If your code is your company's most valuable asset, you should know exactly what your AI tools do with it. The answer varies dramatically by vendor, plan, and setting. Here is a clear, vendor-neutral primer.
The three things vendors might do
- Use your code to improve their general models (training).
- Use your code transiently to produce a response, then discard it (zero-retention).
- Store your code for a defined retention window for abuse monitoring (typical: 30 days).
Defaults, in plain language
Free consumer plans on most vendors permit training on your inputs unless you opt out. Paid business and enterprise plans generally do not train on your data by default — but the setting still exists and is worth verifying in your admin panel.
Zero-retention is usually available only on enterprise contracts. If you cannot accept any retention window, that is the tier you need.
Settings to check this week
- Training opt-out: confirm it is enabled at the org level, not just per user.

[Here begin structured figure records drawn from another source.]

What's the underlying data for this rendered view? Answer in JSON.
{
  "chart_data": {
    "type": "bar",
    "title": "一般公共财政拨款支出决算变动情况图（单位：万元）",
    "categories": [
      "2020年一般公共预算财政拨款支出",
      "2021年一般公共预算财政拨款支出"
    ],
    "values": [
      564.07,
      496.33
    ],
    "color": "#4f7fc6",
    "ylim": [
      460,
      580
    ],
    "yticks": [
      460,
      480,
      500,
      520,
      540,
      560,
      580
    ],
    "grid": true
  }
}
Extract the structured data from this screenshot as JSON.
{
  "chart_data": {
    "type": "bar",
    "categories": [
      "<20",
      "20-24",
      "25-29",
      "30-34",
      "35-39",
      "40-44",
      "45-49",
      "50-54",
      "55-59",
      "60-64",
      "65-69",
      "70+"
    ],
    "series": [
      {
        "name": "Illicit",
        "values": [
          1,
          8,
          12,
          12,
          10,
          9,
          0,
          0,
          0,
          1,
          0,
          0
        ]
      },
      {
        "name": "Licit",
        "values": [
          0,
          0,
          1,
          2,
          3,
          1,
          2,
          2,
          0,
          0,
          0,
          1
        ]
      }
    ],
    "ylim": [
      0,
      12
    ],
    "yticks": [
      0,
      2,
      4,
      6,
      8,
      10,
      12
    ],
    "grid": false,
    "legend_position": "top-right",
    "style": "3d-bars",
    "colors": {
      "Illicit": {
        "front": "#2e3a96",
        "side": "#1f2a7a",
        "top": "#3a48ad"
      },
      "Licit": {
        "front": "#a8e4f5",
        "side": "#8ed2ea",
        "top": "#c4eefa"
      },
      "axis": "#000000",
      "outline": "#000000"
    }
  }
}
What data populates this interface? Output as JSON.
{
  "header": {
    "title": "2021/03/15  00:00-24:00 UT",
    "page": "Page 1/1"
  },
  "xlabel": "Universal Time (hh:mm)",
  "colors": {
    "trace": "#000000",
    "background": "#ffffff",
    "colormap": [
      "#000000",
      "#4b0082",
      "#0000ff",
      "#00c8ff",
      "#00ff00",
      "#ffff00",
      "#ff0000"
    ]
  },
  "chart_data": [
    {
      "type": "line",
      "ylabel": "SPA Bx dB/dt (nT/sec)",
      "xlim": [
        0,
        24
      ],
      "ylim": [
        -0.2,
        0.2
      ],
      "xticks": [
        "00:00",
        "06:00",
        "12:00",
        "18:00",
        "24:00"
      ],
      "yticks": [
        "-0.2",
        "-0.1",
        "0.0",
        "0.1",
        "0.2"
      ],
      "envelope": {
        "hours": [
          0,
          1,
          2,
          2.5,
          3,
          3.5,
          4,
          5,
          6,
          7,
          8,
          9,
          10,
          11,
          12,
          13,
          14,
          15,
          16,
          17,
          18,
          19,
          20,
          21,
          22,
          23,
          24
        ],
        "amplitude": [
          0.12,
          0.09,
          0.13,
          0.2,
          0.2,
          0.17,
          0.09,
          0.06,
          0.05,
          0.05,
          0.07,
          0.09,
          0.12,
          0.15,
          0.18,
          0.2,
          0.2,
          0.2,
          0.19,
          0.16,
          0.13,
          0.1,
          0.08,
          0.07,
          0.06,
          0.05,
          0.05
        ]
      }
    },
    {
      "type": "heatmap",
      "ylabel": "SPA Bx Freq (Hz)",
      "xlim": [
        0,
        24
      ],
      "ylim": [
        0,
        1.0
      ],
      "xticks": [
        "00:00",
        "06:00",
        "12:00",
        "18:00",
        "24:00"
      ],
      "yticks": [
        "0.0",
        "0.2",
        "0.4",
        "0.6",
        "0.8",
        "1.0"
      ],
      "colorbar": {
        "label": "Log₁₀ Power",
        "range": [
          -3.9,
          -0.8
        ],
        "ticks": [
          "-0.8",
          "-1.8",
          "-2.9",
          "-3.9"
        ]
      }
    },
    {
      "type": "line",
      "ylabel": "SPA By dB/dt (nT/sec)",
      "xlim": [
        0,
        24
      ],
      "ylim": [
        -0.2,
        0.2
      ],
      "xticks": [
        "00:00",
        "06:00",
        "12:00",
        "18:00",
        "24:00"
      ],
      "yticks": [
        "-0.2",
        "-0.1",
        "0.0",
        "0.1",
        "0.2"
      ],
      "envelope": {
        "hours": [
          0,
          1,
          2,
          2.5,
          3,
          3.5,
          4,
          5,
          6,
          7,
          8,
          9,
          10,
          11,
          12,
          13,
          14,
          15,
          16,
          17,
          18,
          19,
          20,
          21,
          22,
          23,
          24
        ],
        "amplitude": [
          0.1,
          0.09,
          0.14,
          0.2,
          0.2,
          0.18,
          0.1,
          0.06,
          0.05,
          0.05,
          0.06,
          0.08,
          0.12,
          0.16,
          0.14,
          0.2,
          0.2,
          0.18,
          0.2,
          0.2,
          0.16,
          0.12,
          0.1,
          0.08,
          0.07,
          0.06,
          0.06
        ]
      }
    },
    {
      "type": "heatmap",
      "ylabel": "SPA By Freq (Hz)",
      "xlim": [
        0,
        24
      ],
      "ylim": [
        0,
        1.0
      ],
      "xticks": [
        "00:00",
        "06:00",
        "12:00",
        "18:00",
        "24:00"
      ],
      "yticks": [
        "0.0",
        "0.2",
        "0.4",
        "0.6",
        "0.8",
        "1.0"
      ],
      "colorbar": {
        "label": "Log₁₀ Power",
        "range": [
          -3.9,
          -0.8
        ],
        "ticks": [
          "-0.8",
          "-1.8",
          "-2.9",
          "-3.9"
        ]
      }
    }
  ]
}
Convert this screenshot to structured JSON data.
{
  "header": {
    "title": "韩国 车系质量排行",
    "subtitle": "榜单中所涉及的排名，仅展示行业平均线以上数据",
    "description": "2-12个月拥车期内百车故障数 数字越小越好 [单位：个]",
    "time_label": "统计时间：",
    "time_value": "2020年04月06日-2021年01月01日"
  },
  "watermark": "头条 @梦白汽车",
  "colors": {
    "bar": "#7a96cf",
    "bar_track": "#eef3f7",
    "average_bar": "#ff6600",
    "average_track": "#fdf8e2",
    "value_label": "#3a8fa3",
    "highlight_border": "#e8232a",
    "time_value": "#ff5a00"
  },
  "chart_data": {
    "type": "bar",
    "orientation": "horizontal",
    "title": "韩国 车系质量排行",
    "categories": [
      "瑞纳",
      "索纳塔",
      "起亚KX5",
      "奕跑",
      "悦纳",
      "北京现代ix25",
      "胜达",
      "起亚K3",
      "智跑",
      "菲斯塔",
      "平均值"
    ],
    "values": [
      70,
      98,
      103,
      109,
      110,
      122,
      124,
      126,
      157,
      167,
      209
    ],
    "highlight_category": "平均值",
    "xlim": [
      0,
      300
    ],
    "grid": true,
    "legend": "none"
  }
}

- Data residency: choose an EU or US region if your customers expect it.
- Logging: many vendors offer audit logs of every prompt — turn them on.
- Public-code filtering: prevents responses from echoing licensed code verbatim.
Practical guardrails
If you handle truly sensitive material, pair the policy controls with operational habits: secrets in environment variables (not in prompts), production data masked before pasting, and a clear rule that no customer PII is ever shared with any AI tool — paid or otherwise.
When in doubt, ask for the DPA
Every serious vendor has a Data Processing Agreement. Read it. The marketing page is not the contract; the DPA is. If the vendor will not share one, that is your answer.